Recently the National Taxpayers Union (NTU) praised members of the Senate Appropriations Committee for recommending a funding reallocation toward the SM-3 Block I-B and II-A defensive missile platforms instead of the more tenuous II-B program. In the waning days of the session, lawmakers should strongly support this militarily and fiscally sensible solution.
The SM-3, part of the Aegis air defense system, has recently entered an evolutionary phase that concentrates on defeating incoming ballistic missile threats. The Block 1-B, II-A and II-B are different variations — the II-B being the most prone to spiraling in cost as well as design challenges. The more ambitious II-B definitely has its support among those looking for a major advance in capability. Yet, the other path envisioned by the Senate Appropriations Committee is attractive for many reasons. The Block 1-B will enter production in 2013 and Block II-A by 2018 — well ahead of 2020, the earliest year the II-B could start deployment. Additionally, the II-A enjoys a development partnership with Japan that includes funding.
Beyond these initial advantages, NTU’s 40 years of experience examining defense projects tells us that Senate appropriators are making a prudent move. Positive news like this may not be a headline-grabber, but good spending decisions deserve public applause, precisely to reinforce sound budgeting and avoid boondoggles.
It may seem obvious that a larger leap forward technologically carries much greater risk of being over-budget, behind-schedule and missing performance goals. Yet, policymakers often have trouble learning this lesson, and taxpayers wind up footing the bill.
A key example is the case of the Airborne Laser (ABL). According to the Government Accountability Office (GAO), the ABL has been plagued with “long-standing technical problems, cost growth, and schedule delays.” In a 2010 assessment, GAO stated “the program currently estimates that the cost of the ABL through the first lethality demonstration is nearly $5.1 billion, almost five times the approximate $1 billion estimated for the original contract in 1996.” The Comanche helicopter is another example of a costly overreach. The rotorcraft was ultimately terminated in 2004 after unit costs quadrupled through the two-decade life of the project. Furthermore, the $11 billion Crusader artillery system threatened to drain taxpayers’ wallets before its expensive eight-year life ended in 2002.
The latter two projects and their problematic aspects for taxpayers must not be forgotten, particularly when spending valuable public dollars in the current economy. Senate appropriators may have noticed similar warning signs when guiding funding away from Block II-B. The increasingly impressive military capability offered by other blocks also seems to have informed their deliberations. They are in good company, considering leaders such as Retired Admiral Williams and Rear Admiral Hicks believe that Blocks I-B and II-A have exceeded expectations in intercepting missiles.

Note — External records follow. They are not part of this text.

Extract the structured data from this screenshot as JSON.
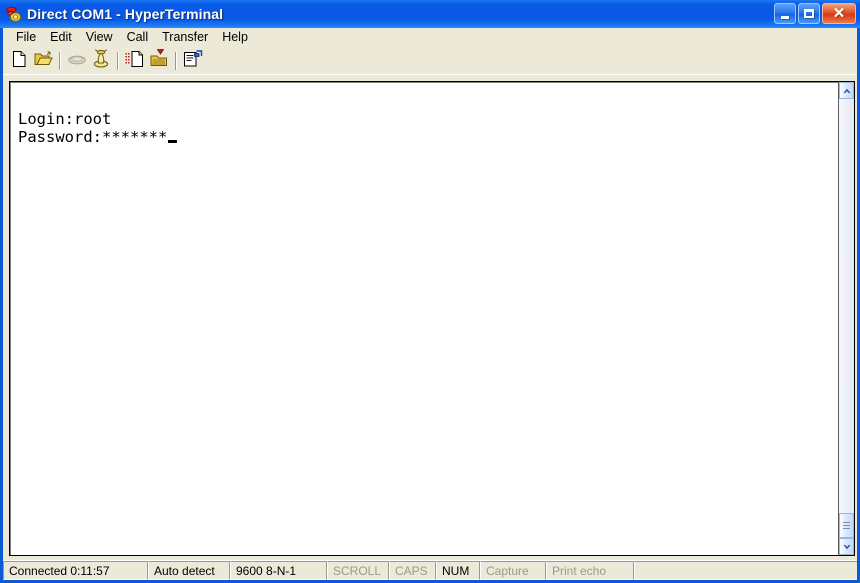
{
  "window": {
    "title": "Direct COM1 - HyperTerminal",
    "icon": "phone-handset-icon",
    "controls": {
      "minimize": "_",
      "maximize": "□",
      "close": "✕"
    }
  },
  "menubar": {
    "items": [
      {
        "label": "File",
        "name": "menu-file"
      },
      {
        "label": "Edit",
        "name": "menu-edit"
      },
      {
        "label": "View",
        "name": "menu-view"
      },
      {
        "label": "Call",
        "name": "menu-call"
      },
      {
        "label": "Transfer",
        "name": "menu-transfer"
      },
      {
        "label": "Help",
        "name": "menu-help"
      }
    ]
  },
  "toolbar": {
    "buttons": [
      {
        "icon": "new-connection-icon",
        "enabled": true
      },
      {
        "icon": "open-folder-icon",
        "enabled": true
      },
      {
        "icon": "call-phone-icon",
        "enabled": false
      },
      {
        "icon": "disconnect-phone-icon",
        "enabled": true
      },
      {
        "icon": "send-file-icon",
        "enabled": true
      },
      {
        "icon": "receive-file-icon",
        "enabled": true
      },
      {
        "icon": "properties-icon",
        "enabled": true
      }
    ]
  },
  "terminal": {
    "line1": "Login:root",
    "line2": "Password:*******",
    "cursor": "_"
  },
  "scrollbar": {
    "up_arrow": "▲",
    "down_arrow": "▼"
  },
  "statusbar": {
    "connected": "Connected 0:11:57",
    "detect": "Auto detect",
    "settings": "9600 8-N-1",
    "scroll": "SCROLL",
    "caps": "CAPS",
    "num": "NUM",
    "capture": "Capture",
    "print_echo": "Print echo"
  },
  "colors": {
    "title_blue": "#0a56e4",
    "client_beige": "#ece9d8",
    "terminal_bg": "#ffffff",
    "disabled_gray": "#9a9a8c",
    "close_red": "#d23b12"
  }
}
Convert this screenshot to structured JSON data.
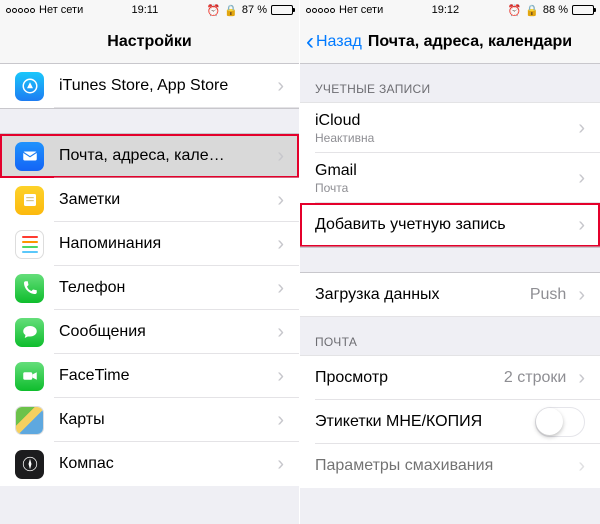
{
  "left": {
    "statusbar": {
      "carrier": "Нет сети",
      "time": "19:11",
      "battery_pct": "87 %"
    },
    "nav_title": "Настройки",
    "rows": {
      "appstore": "iTunes Store, App Store",
      "mail": "Почта, адреса, кале…",
      "notes": "Заметки",
      "reminders": "Напоминания",
      "phone": "Телефон",
      "messages": "Сообщения",
      "facetime": "FaceTime",
      "maps": "Карты",
      "compass": "Компас"
    }
  },
  "right": {
    "statusbar": {
      "carrier": "Нет сети",
      "time": "19:12",
      "battery_pct": "88 %"
    },
    "back_label": "Назад",
    "nav_title": "Почта, адреса, календари",
    "sections": {
      "accounts_header": "УЧЕТНЫЕ ЗАПИСИ",
      "mail_header": "ПОЧТА"
    },
    "accounts": {
      "icloud": {
        "title": "iCloud",
        "sub": "Неактивна"
      },
      "gmail": {
        "title": "Gmail",
        "sub": "Почта"
      },
      "add": "Добавить учетную запись"
    },
    "fetch": {
      "label": "Загрузка данных",
      "value": "Push"
    },
    "mail_settings": {
      "preview": {
        "label": "Просмотр",
        "value": "2 строки"
      },
      "labels": "Этикетки МНЕ/КОПИЯ",
      "swipe": "Параметры смахивания"
    }
  }
}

Critics of the Senate Appropriations Committee’s plan claim the more expensive II-B option is worth the risk in pursuit of a potential breakthrough. While this is an understandable motivation, the unknown commitment of future taxpayer dollars to possibly make it happen — combined with the high potential for delays when a proven system is needed in the field — make Block II-B’s uncertainties high.

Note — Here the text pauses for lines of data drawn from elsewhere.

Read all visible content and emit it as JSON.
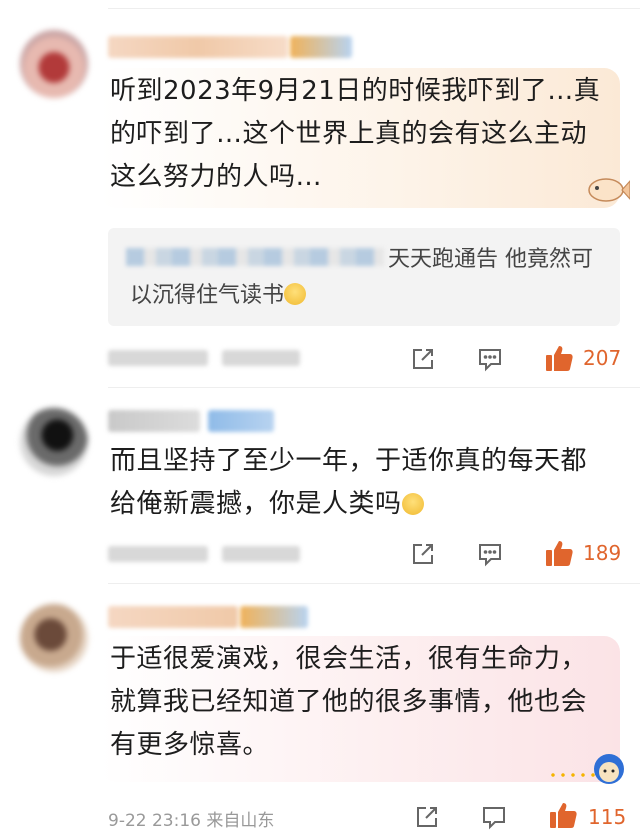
{
  "comments": [
    {
      "text": "听到2023年9月21日的时候我吓到了…真的吓到了…这个世界上真的会有这么主动这么努力的人吗…",
      "reply_tail": "天天跑通告 他竟然可以沉得住气读书",
      "likes": "207"
    },
    {
      "text": "而且坚持了至少一年，于适你真的每天都给俺新震撼，你是人类吗",
      "likes": "189"
    },
    {
      "text": "于适很爱演戏，很会生活，很有生命力，就算我已经知道了他的很多事情，他也会有更多惊喜。",
      "meta": "9-22 23:16 来自山东",
      "likes": "115"
    }
  ],
  "colors": {
    "accent": "#e0652d",
    "bubble_warm": "#fdf1e6",
    "quote_bg": "#f3f3f3"
  }
}
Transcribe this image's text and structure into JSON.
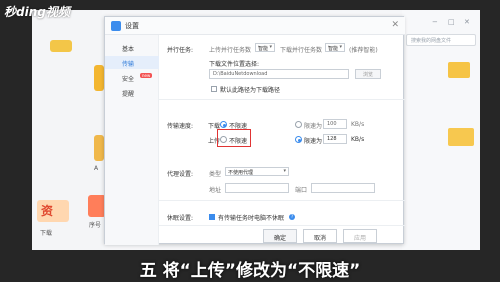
{
  "watermark": "秒ding视频",
  "background_app": {
    "left_labels": [
      "A",
      "序号",
      "下载"
    ],
    "left_promo": "资",
    "search_placeholder": "搜索我的网盘文件",
    "window_controls": [
      "−",
      "□",
      "✕"
    ]
  },
  "dialog": {
    "title": "设置",
    "close_label": "✕",
    "sidebar": [
      {
        "label": "基本",
        "active": false
      },
      {
        "label": "传输",
        "active": true
      },
      {
        "label": "安全",
        "active": false,
        "badge": "new"
      },
      {
        "label": "提醒",
        "active": false
      }
    ],
    "parallel": {
      "section_label": "并行任务:",
      "upload_label": "上传并行任务数",
      "upload_value": "智能",
      "download_label": "下载并行任务数",
      "download_value": "智能",
      "hint": "(推荐智能)"
    },
    "download_location": {
      "label": "下载文件位置选择:",
      "path": "D:\\BaiduNetdownload",
      "browse_label": "浏览",
      "default_checkbox_label": "默认此路径为下载路径",
      "default_checked": false
    },
    "speed": {
      "section_label": "传输速度:",
      "download_label": "下载",
      "upload_label": "上传",
      "unlimited_label": "不限速",
      "limit_label": "限速为",
      "unit": "KB/s",
      "download_limit_value": "100",
      "upload_limit_value": "128",
      "download_selected": "unlimited",
      "upload_selected": "limit"
    },
    "proxy": {
      "section_label": "代理设置:",
      "type_label": "类型",
      "type_value": "不使用代理",
      "address_label": "地址",
      "port_label": "端口"
    },
    "sleep": {
      "section_label": "休眠设置:",
      "checkbox_label": "有传输任务时电脑不休眠",
      "checked": true
    },
    "buttons": {
      "ok": "确定",
      "cancel": "取消",
      "apply": "应用"
    }
  },
  "caption": "五 将“上传”修改为“不限速”",
  "colors": {
    "accent": "#3b8ced",
    "highlight": "#e03434",
    "frame": "#262626"
  }
}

Given the present fiscal climate, it is more imperative than ever before to heed the advice from former Joint Chiefs Chairman Admiral Mullen and “steward every dollar that we have.” Senate Appropriations Committee members reflected that stewardship by concentrating federal funding in the Defense Appropriations Bill on SM-3 Blocks I-B and II-A.
Lawmakers in both chambers have already missed a key opportunity to follow the wiser course for SM-3; the final compromise version of the Defense Authorization Bill plows ahead with Block II-B. Here’s hoping that Congress will get back on track with the Defense Appropriations Bill, by embracing the Senate Appropriation Committee’s strategy. Our military needs a proven solution that’s on-time, and taxpayers need a reliable project that’s on-budget.
Pete Sepp is executive vice president for the 362,000-member National Taxpayers Union, a nonpartisan citizen group founded in 1969 to work for lower taxes, less waste in government, and accountability from public officials at all levels.